Parents and families can claim youth physical-activity expenses toward the child and dependent care credit (up to $4,000 for one child, $7,000 for two or more), lowering out-of-pocket costs for many who pay for organized sports/activities.
Local nonprofits, tribal organizations, veterans groups, and local governments can receive grants (program authorized $200M FY2026–2030) to reduce fees and expand participation in youth sports, increasing access for low-income children and community programs.
The law standardizes and coordinates dependent-care tax treatment (including a $10,000 per-dependent DC FSA cap and coordination with section 129), reducing double tax benefits and creating clearer, predictable limits that simplify employer plan administration and taxpayer treatment.
Households that use employer-dependent-care FSAs or that have multiple dependents may lose tax-advantaged benefit because the new $10,000 per-dependent cap and coordination with section 129 reduce the credit/pretax sheltering, raising taxable income and effective costs for those families.

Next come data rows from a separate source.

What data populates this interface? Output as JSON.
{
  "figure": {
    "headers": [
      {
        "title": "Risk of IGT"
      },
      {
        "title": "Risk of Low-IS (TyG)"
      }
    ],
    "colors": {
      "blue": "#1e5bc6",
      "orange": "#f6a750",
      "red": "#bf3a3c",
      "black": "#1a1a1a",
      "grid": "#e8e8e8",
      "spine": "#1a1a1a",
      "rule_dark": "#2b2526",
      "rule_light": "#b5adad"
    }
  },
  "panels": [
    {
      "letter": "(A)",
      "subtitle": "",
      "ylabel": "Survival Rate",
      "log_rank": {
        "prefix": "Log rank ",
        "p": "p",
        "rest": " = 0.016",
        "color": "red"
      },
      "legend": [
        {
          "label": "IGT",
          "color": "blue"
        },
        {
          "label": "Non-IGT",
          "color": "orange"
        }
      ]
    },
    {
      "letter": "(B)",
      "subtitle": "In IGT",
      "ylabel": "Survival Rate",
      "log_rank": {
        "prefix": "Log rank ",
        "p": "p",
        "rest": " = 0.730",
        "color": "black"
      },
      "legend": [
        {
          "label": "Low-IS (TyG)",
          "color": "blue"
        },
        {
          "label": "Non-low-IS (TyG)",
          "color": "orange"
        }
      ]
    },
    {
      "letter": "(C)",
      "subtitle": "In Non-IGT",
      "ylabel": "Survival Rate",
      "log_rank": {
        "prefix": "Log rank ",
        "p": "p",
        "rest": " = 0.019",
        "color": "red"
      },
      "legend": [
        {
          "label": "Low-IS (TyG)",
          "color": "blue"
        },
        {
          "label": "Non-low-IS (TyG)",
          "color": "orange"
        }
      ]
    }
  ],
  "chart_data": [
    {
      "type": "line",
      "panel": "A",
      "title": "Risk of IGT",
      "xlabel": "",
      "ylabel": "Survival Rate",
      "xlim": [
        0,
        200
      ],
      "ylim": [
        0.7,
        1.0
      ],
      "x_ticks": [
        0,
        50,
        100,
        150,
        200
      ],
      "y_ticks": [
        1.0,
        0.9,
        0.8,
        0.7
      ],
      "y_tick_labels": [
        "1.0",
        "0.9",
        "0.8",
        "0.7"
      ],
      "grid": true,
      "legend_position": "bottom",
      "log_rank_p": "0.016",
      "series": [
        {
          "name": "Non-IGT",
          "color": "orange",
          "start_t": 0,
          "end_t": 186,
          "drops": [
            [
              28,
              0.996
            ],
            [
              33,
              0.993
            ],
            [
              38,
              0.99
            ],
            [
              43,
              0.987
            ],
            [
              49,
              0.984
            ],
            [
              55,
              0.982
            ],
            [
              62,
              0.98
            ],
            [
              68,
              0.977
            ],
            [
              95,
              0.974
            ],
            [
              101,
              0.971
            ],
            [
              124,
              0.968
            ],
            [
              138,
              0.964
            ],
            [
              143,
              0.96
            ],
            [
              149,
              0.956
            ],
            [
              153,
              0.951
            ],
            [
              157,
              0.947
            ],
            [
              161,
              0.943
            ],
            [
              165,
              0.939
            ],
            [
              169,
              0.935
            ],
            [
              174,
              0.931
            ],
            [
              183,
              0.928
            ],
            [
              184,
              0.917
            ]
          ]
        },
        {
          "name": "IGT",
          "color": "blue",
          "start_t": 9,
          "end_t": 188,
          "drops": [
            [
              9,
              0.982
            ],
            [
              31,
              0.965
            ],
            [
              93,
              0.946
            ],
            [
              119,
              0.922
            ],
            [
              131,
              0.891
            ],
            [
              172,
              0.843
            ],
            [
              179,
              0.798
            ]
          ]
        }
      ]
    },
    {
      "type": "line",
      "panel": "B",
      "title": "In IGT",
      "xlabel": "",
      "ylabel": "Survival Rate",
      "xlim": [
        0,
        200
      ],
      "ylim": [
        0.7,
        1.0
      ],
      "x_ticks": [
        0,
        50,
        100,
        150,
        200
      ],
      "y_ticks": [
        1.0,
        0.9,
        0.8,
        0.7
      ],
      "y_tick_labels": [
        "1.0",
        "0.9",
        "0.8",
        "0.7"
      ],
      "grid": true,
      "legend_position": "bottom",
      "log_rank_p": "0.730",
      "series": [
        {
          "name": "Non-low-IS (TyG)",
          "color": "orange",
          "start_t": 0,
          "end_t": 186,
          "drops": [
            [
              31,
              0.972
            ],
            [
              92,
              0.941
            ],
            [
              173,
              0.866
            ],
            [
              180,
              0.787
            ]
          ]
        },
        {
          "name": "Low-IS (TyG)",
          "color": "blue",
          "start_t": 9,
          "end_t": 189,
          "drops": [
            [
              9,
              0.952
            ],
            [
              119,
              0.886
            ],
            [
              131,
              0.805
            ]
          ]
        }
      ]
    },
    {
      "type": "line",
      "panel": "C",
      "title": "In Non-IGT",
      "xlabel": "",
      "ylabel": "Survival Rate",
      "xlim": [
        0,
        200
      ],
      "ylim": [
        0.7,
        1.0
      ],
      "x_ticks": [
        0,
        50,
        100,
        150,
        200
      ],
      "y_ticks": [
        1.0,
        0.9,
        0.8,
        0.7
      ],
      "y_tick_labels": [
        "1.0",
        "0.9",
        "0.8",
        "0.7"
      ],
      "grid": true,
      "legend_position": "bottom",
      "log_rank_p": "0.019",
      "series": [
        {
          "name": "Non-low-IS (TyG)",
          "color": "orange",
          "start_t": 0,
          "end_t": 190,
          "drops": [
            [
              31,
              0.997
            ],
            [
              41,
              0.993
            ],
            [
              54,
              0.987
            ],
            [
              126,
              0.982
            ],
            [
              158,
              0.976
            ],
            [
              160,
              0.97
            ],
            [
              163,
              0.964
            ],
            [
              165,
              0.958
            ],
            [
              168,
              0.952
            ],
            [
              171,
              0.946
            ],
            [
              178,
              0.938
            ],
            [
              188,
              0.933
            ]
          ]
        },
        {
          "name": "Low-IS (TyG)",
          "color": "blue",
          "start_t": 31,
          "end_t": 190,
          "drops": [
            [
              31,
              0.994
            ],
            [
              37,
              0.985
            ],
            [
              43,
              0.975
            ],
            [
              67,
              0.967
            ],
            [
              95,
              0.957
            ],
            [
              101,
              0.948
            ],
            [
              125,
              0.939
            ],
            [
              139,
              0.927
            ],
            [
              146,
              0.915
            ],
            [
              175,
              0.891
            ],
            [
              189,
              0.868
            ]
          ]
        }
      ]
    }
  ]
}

The statutory caps ($4,000/$7,000 credit, $1,000/$2,000 deduction, and $250 single-item limit) are likely insufficient for higher-cost activities or families with multiple participants, leaving many families with substantial remaining out-of-pocket expenses.
The rules primarily help taxpayers who itemize, so lower-income families who take the standard deduction may receive little or no benefit from the deduction provisions.
Based on analysis of 5 sections of legislative text.
Adds youth physical-activity expenses to dependent-care credit and medical deduction, caps DCFSA contributions, and funds HHS youth-sports grants ($200M authorized FY2026–2030).
Official title: To amend the Internal Revenue Code of 1986 to provide for youth sports, to establish a grant program for recreational youth sports, and for other purposes.
Introduced January 8, 2026 by Josh S. Gottheimer · Last progress January 8, 2026
Creates new tax and grant incentives to help families pay for youth physical activity and to expand access to recreational youth sports. It adds youth physical-activity expenses to the child and dependent care tax credit and to the medical-expense deduction (with dollar limits and rules), caps dependent-care flexible spending account contributions, and establishes a competitive HHS grant program to subsidize local youth sports participation with $200 million authorized for FY2026–2030.